Quello che Panikkar dice è che se si vuole parlare di Dio bisogna uscire da questa logica. Noi siamo tutti “tu”. Che cosa vuol dire stare dalla parte del “tu”? Tutto da inventare, tutto da riscoprire, per l’occidente.

Dopo il Vaticano II cambia anche il modo di leggere la Scrittura. Noi abbiamo l’abitudine di chiederci: ”che cosa mi insegna, che cosa mi dice Dio?” Solo nella liturgia noi diciamo correttamente: “Parola di Dio” Ma non a caso la liturgia è un grande problema per tanta gente: una grande fatica a capire la dinamica e la logica della liturgia. Nella liturgia l’agente principale è Dio; l’atto liturgico è fatto da Dio. Dopo ci sono gli agenti secondari, cooperanti, come la comunità, il presbitero, ecc. Nella logica liturgica il soggetto dell’operazione, l’”io” è Dio, e tutti gli altri sono quelli che ricevono questa operazione. Non a caso nella riforma liturgica, dove siamo messi al centro delle azioni, ci sembra di partecipare di più perché facciamo delle cose, come suonare, leggere, ecc. Ma questo è il contrario della logica della liturgia.

Il punto di partenza di Panikkar è: l’unica cosa che si può fare su Dio è invocarlo. E’ normale incontrare disorientamento, nebbia, deserto, ecc.

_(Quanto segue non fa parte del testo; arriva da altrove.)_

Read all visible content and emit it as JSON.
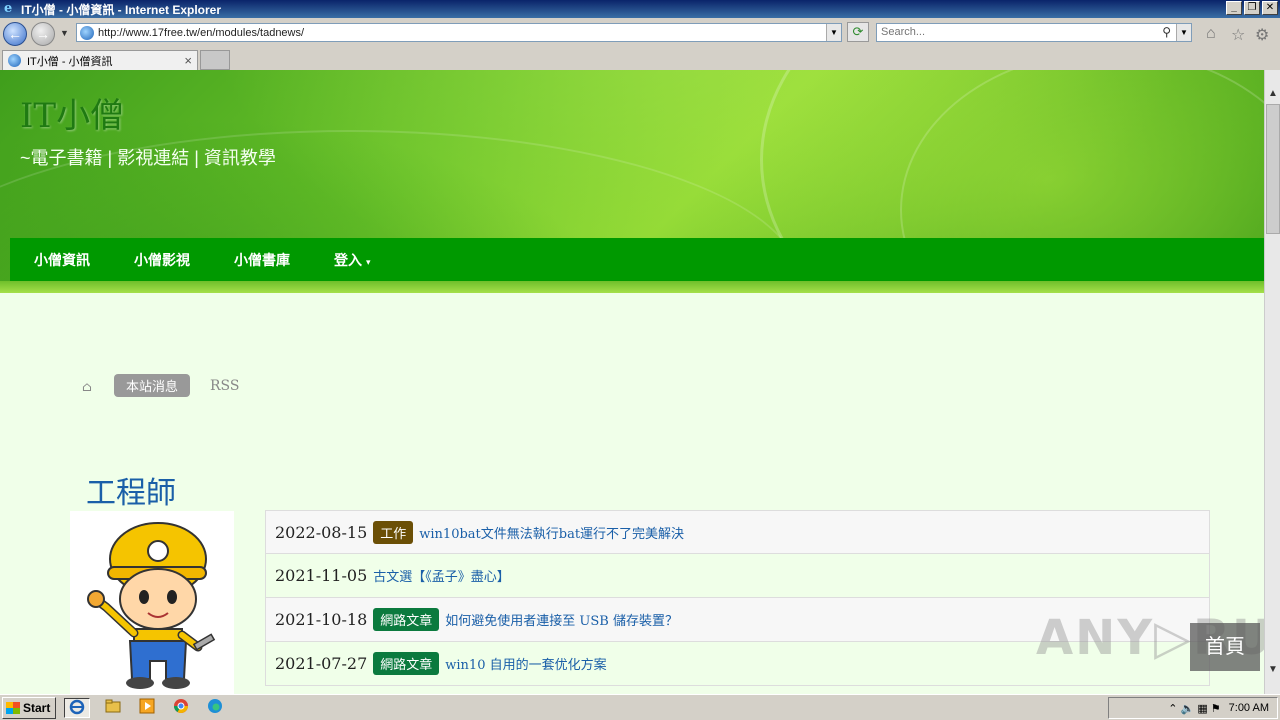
{
  "window": {
    "title": "IT小僧 - 小僧資訊 - Internet Explorer",
    "ie_logo": "e",
    "controls": {
      "minimize": "_",
      "restore": "❐",
      "close": "✕"
    }
  },
  "toolbar": {
    "back": "←",
    "forward": "→",
    "nav_dropdown": "▼",
    "address": "http://www.17free.tw/en/modules/tadnews/",
    "address_dropdown": "▼",
    "refresh": "⟳",
    "search_placeholder": "Search...",
    "search_icon": "⚲",
    "search_dropdown": "▼",
    "home_icon": "⌂",
    "favorites_icon": "☆",
    "tools_icon": "⚙"
  },
  "tabs": [
    {
      "label": "IT小僧 - 小僧資訊",
      "close": "×"
    }
  ],
  "site": {
    "title": "IT小僧",
    "subtitle": "~電子書籍 | 影視連結 | 資訊教學"
  },
  "nav": {
    "items": [
      "小僧資訊",
      "小僧影視",
      "小僧書庫"
    ],
    "login": "登入",
    "caret": "▾"
  },
  "breadcrumb": {
    "home_icon": "⌂",
    "active": "本站消息",
    "rss": "RSS"
  },
  "section": {
    "title": "工程師"
  },
  "news": [
    {
      "date": "2022-08-15",
      "tag": "工作",
      "tag_color": "#6b4f06",
      "title": "win10bat文件無法執行bat運行不了完美解決"
    },
    {
      "date": "2021-11-05",
      "tag": "",
      "tag_color": "",
      "title": "古文選【《孟子》盡心】"
    },
    {
      "date": "2021-10-18",
      "tag": "網路文章",
      "tag_color": "#0b7a3e",
      "title": "如何避免使用者連接至 USB 儲存裝置？"
    },
    {
      "date": "2021-07-27",
      "tag": "網路文章",
      "tag_color": "#0b7a3e",
      "title": "win10 自用的一套优化方案"
    }
  ],
  "watermark": "ANY▷RUN",
  "go_top": "首頁",
  "scrollbar": {
    "up": "▲",
    "down": "▼"
  },
  "taskbar": {
    "start": "Start",
    "apps": [
      "ie-icon",
      "explorer-icon",
      "media-icon",
      "chrome-icon",
      "edge-icon"
    ],
    "tray_icons": "⌃ 🔈 ▦ ⚑",
    "clock": "7:00 AM"
  }
}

Il periodo della nostra vita nel quale siamo radicalmente dei “tu” è solo quello dell’adolescenza, nel quale dipendiamo radicalmente dallo sguardo dell’altro su di noi. Questa età nell’occidente è considerata un periodo di confusione, di insicurezza, di paure, ecc perché ci si sente in mano a qualcun altro. Noi non siamo preoccupati di essere in mano a Dio, non ne siamo ansiosi, perché, in realtà, non ci sentiamo mai nelle sue mani. Tutti i mistici testimoniano la nebbia, lo smarrimento, che in realtà corrispondono al momento di massimo affidamento. Quando capiamo di essere un “tu” retto da un altro e che la nostra felicità dipende da un altro possiamo reagire come degli adolescenti e disperarci. Bisognerebbe saper cogliere il silenzio. (Come nel caso dell’adolescente innamorato che scruta e interpreta ermeneuticamente ogni gesto o parola soffre e non sa cogliere il silenzio). 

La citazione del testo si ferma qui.